The HyperScan was a video game console released in 2006 by Mattel. The system made use of an RFID scanner which was able to scan cards used by the player. These cards could load or save game data, power up characters, or do other things. The system itself was aimed at boys from 5-9 years of age, even though the games released for it all had ESRB ratings of "E10+" or above. The system was notably very poor: only five games came out for it and the system, games, and card packs barely sold.

The biggest issue with the console was that the specs were clearly and severely antiquated in relation to its rivals (2006, during the transition between the outgoing 6th-generation consoles and the incoming 7th-generation consoles):

  • For starters, it had a questionable CPU and GPU (an off-brand SoC from Sunplus, a notoriously shady semiconductor company, with an equally obscure architecture called S+Core note ).
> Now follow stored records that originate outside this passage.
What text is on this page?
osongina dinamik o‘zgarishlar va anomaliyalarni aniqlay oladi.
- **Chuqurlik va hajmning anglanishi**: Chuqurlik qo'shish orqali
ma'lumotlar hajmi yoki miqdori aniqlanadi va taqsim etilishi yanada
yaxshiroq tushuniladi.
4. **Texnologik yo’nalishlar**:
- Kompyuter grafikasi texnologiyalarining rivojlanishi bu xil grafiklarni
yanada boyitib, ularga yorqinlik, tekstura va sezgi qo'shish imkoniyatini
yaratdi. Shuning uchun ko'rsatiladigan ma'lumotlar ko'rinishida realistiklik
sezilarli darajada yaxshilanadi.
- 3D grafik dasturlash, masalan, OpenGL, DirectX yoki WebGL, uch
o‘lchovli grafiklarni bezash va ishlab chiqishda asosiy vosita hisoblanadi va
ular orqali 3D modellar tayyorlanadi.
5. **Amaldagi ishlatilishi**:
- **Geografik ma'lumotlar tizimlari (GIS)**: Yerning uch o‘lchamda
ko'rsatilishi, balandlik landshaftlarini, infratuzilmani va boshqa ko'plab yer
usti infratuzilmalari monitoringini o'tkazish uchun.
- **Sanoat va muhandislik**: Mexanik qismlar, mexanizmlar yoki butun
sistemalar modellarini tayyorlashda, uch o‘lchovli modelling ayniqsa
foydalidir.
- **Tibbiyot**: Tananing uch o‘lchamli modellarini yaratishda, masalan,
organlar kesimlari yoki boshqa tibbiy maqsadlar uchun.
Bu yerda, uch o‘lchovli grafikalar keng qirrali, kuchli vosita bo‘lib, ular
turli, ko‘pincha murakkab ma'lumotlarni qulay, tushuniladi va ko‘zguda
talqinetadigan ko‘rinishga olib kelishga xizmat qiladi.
Whereas other consoles had been supporting full 3D graphics for two generations, this one was purely 2D, which games hid under Digitized Sprites. This left it severely underpowered and at a disadvantage - which was the very same problem that plagued the Intellivision.
  • The SoC was paired with a paltry 16MB of RAM split between the GPU and CPU, while competing consoles of the era shipped with at least three times as much memory and had separate video and system RAM.
  • The console had a slow CD-ROM drive and lacked memory for caching and a read-ahead buffer, which caused Loads and Loads of Loading that frustrated users, whereas all other consoles used DVD (or in the PS3's case, Blu-ray).
  • The games themselves were very poorly programmed. This isn't help by the fact that only one of them (Interstellar Wrestling League) is an original title, as most of them were based on Marvel properties and one of them based on Ben 10.

However, the HyperScan does have some firsts to its name: It pioneered near-field communication (NFC) as a gameplay mechanic five years before Activision spawned the Toys-To-Life Game genre by successfully bringing the same mechanic into the mainstream with the Skylanders series, and it was the first console with a NFC reader built in six years before Nintendo's Wii U and corresponding amiibo line.

Manufacturing and support for the console was discontinued just one year after launch, with Mattel once again leaving the console market in 2007.


Specifications:

Processors

  • CPU: Sunplus SPG290 SoC
  • GPU: Sunplus SPG290 SoC

Memory

  • 16 MB

Display

  • 640×480 native resolution
  • 65,535 colors

Games:


This console and its games contain examples of:

  • Awesome, but Impractical: The card-scanning gimmick was definitely unique for its time, and as noted above other companies would later try a similar idea to greater success, but on this console it was only a hindrance. The card scanner was inconsistent at best, often failing to read cards even when games had timed card scanning events, and rather than having cards interact with games in unique and creative waysnote , most of the time it was just used to gate access to data that was already in the game, making it a physical precursor to the widely loathed "on-disk DLC." Needless to say, the sheer greed and annoyance of locking key game mechanics behind randomly obtainable, easily lost cards was one of the biggest factors in this console getting pulled from shelves.
  • Dummied Out:
    • The console has a USB port that is not used by any of the games or controllers.
    • The console was shelved before all of the character cards for X-Men were released, leaving about half of the roster unplayable, albeit still technically in the game.
  • Loads and Loads of Loading: None of the games load swiftly.
  • Loot Boxes: The card booster packs for the games act like this.
  • Revenue-Enhancing Devices: The games only came with a few cards, so boosters were sold with the rest of the cards.